Fue todo lo que logró sonsacarle.

Cuando entró en la oficina sonaba el teléfono. Era el doctor Fernando Valera para decirle que había resuelto su problema: había encontrado una psicóloga clínica de la que podía garantizar que no estaba interesada en arte. Falcón no estaba de humor para hablar de ello.

—Se llama Alicia Aguado. Te recibirá en su casa, Javier —dijo el médico, y le dio una dirección en la calle Vidrio—. La psicología clínica es una disciplina rigurosa y ella la combina con… algunas curiosas técnicas propias. Es muy buena. Sé que estas cosas cuestan al principio, pero quiero que vayas a verla. Ya estás desesperado. Es importante.
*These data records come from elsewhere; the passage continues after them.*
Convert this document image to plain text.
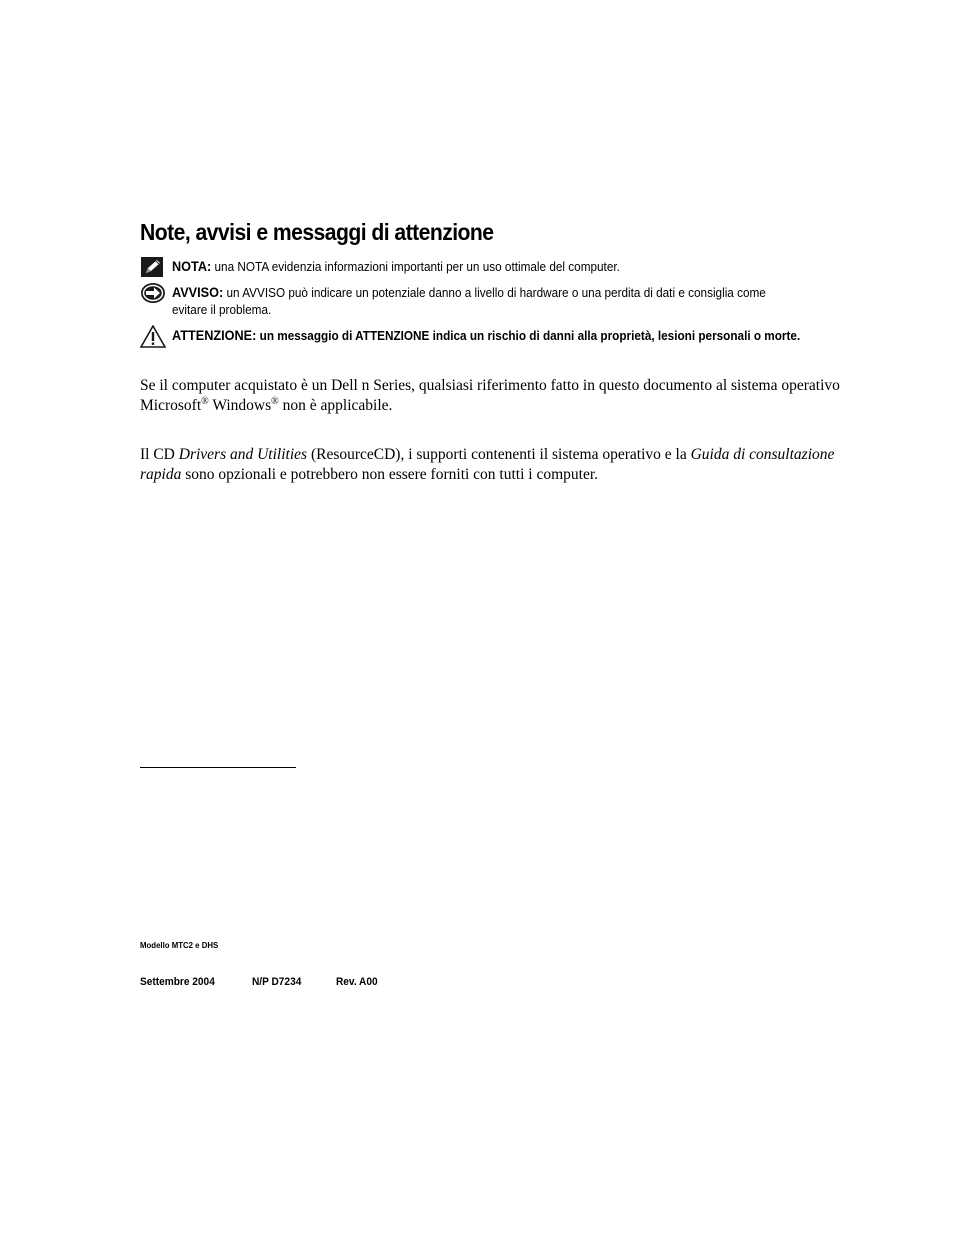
Note, avvisi e messaggi di attenzione
NOTA: una NOTA evidenzia informazioni importanti per un uso ottimale del computer.
AVVISO: un AVVISO può indicare un potenziale danno a livello di hardware o una perdita di dati e consiglia come
evitare il problema.
ATTENZIONE: un messaggio di ATTENZIONE indica un rischio di danni alla proprietà, lesioni personali o morte.
Se il computer acquistato è un Dell n Series, qualsiasi riferimento fatto in questo documento al sistema operativo Microsoft® Windows® non è applicabile.
Il CD Drivers and Utilities (ResourceCD), i supporti contenenti il sistema operativo e la Guida di consultazione rapida sono opzionali e potrebbero non essere forniti con tutti i computer.
Modello MTC2 e DHS
Settembre 2004	N/P D7234	Rev. A00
Falcón colgó pensando que todo el mundo se daba cuenta de lo desesperado que estaba; lo olían, incluso Sergio. Ramírez entró y se sentó con las piernas estiradas.
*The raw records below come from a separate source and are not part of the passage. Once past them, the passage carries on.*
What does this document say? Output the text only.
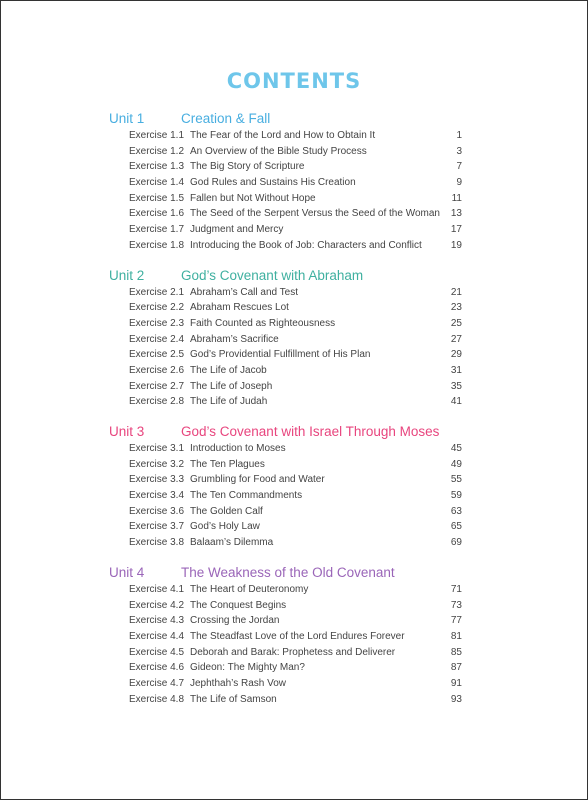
CONTENTS
Unit 1	Creation & Fall
Exercise 1.1 The Fear of the Lord and How to Obtain It	1
Exercise 1.2 An Overview of the Bible Study Process	3
Exercise 1.3 The Big Story of Scripture	7
Exercise 1.4 God Rules and Sustains His Creation	9
Exercise 1.5 Fallen but Not Without Hope	11
Exercise 1.6 The Seed of the Serpent Versus the Seed of the Woman 13
Exercise 1.7 Judgment and Mercy	17
Exercise 1.8 Introducing the Book of Job: Characters and Conflict	19
Unit 2	God’s Covenant with Abraham
Exercise 2.1 Abraham’s Call and Test	21
Exercise 2.2 Abraham Rescues Lot	23
Exercise 2.3 Faith Counted as Righteousness	25
Exercise 2.4 Abraham’s Sacrifice	27
Exercise 2.5 God’s Providential Fulfillment of His Plan	29
Exercise 2.6 The Life of Jacob	31
Exercise 2.7 The Life of Joseph	35
Exercise 2.8 The Life of Judah	41
Unit 3	God’s Covenant with Israel Through Moses
Exercise 3.1 Introduction to Moses	45
Exercise 3.2 The Ten Plagues	49
Exercise 3.3 Grumbling for Food and Water	55
Exercise 3.4 The Ten Commandments	59
Exercise 3.6 The Golden Calf	63
Exercise 3.7 God’s Holy Law	65
Exercise 3.8 Balaam’s Dilemma	69
Unit 4	The Weakness of the Old Covenant
Exercise 4.1 The Heart of Deuteronomy	71
Exercise 4.2 The Conquest Begins	73
Exercise 4.3 Crossing the Jordan	77
Exercise 4.4 The Steadfast Love of the Lord Endures Forever	81
Exercise 4.5 Deborah and Barak: Prophetess and Deliverer	85
Exercise 4.6 Gideon: The Mighty Man?	87
Exercise 4.7 Jephthah’s Rash Vow	91
Exercise 4.8 The Life of Samson	93
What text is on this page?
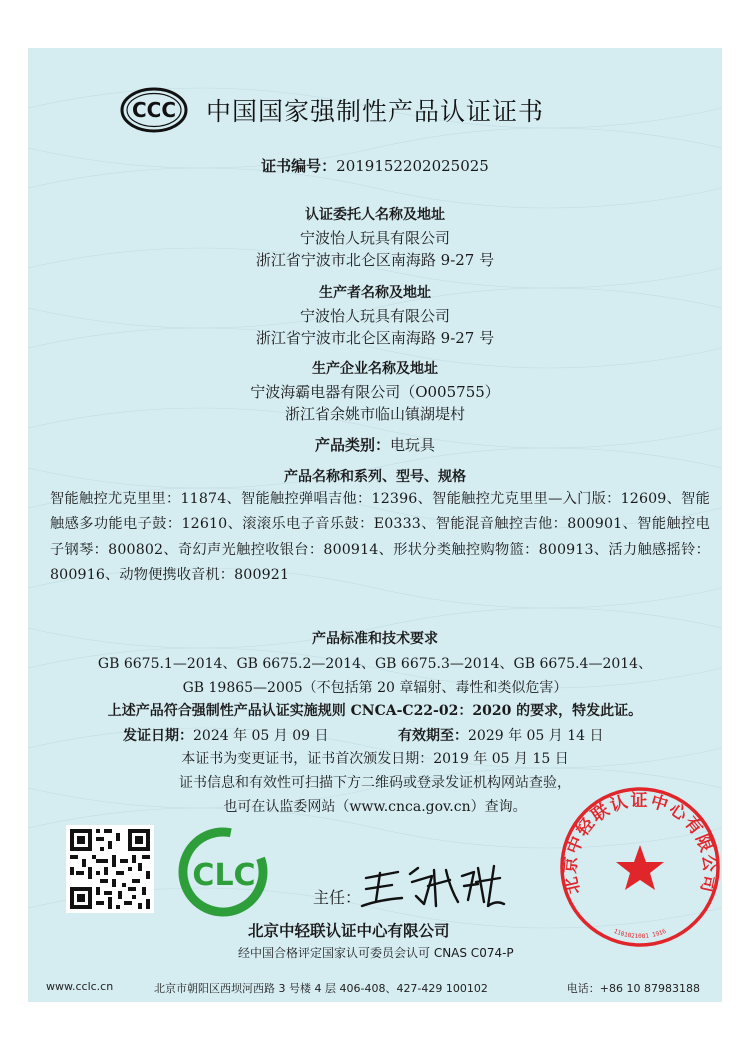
CCC 中国国家强制性产品认证证书
证书编号：2019152202025025
认证委托人名称及地址
宁波怡人玩具有限公司
浙江省宁波市北仑区南海路 9-27 号
生产者名称及地址
宁波怡人玩具有限公司
浙江省宁波市北仑区南海路 9-27 号
生产企业名称及地址
宁波海霸电器有限公司（O005755）
浙江省余姚市临山镇湖堤村
产品类别：电玩具
产品名称和系列、型号、规格
智能触控尤克里里：11874、智能触控弹唱吉他：12396、智能触控尤克里里—入门版：12609、智能触感多功能电子鼓：12610、滚滚乐电子音乐鼓：E0333、智能混音触控吉他：800901、智能触控电子钢琴：800802、奇幻声光触控收银台：800914、形状分类触控购物篮：800913、活力触感摇铃：800916、动物便携收音机：800921
产品标准和技术要求
GB 6675.1—2014、GB 6675.2—2014、GB 6675.3—2014、GB 6675.4—2014、
GB 19865—2005（不包括第 20 章辐射、毒性和类似危害）
上述产品符合强制性产品认证实施规则 CNCA-C22-02：2020 的要求，特发此证。
发证日期：2024 年 05 月 09 日	有效期至：2029 年 05 月 14 日
本证书为变更证书，证书首次颁发日期：2019 年 05 月 15 日
证书信息和有效性可扫描下方二维码或登录发证机构网站查验，
也可在认监委网站（www.cnca.gov.cn）查询。
CLC
主任：
北京中轻联认证中心有限公司
1101021001 1916
北京中轻联认证中心有限公司
经中国合格评定国家认可委员会认可 CNAS C074-P
www.cclc.cn	北京市朝阳区西坝河西路 3 号楼 4 层 406-408、427-429 100102	电话：+86 10 87983188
—¿Ha contado algo la señora Jiménez? —preguntó Falcón.

—Veo que lo ha dejado agotado —comentó Falcón.

—He llamado a Pérez al almacén de Mudanzas Triana y le he dicho que recoja la caja con el equipo doméstico de filmación —dijo Ramírez—. Ella ha accedido sin problemas. Pero le interesará saber lo que ha añadido cuando me marchaba.

Falcón le hizo señales con el dedo para que siguiera.

—Ha dicho: «Llévese la caja pero sólo esa caja. Si registra cualquier otra, sea consciente de que nada de lo que encuentre podrá utilizarse como prueba».

Falcón le pidió que lo repitiera y Ramírez lo hizo. La segunda vez lo entendió mejor: Ramírez mentía y además con poca gracia. Falcón dudaba que Consuelo Jiménez hubiera hecho algo tan poco sutil.

—¿Cómo va la datación de las tomas de la cinta La familia Jiménez?

—Dijo que se la miraría pero que estaba muy ocupada ahora mismo y que no podría dedicarse a eso hasta después de la Feria.

—Muy útil.

—Es difícil cuando estás tan desconsolado —dijo Ramírez.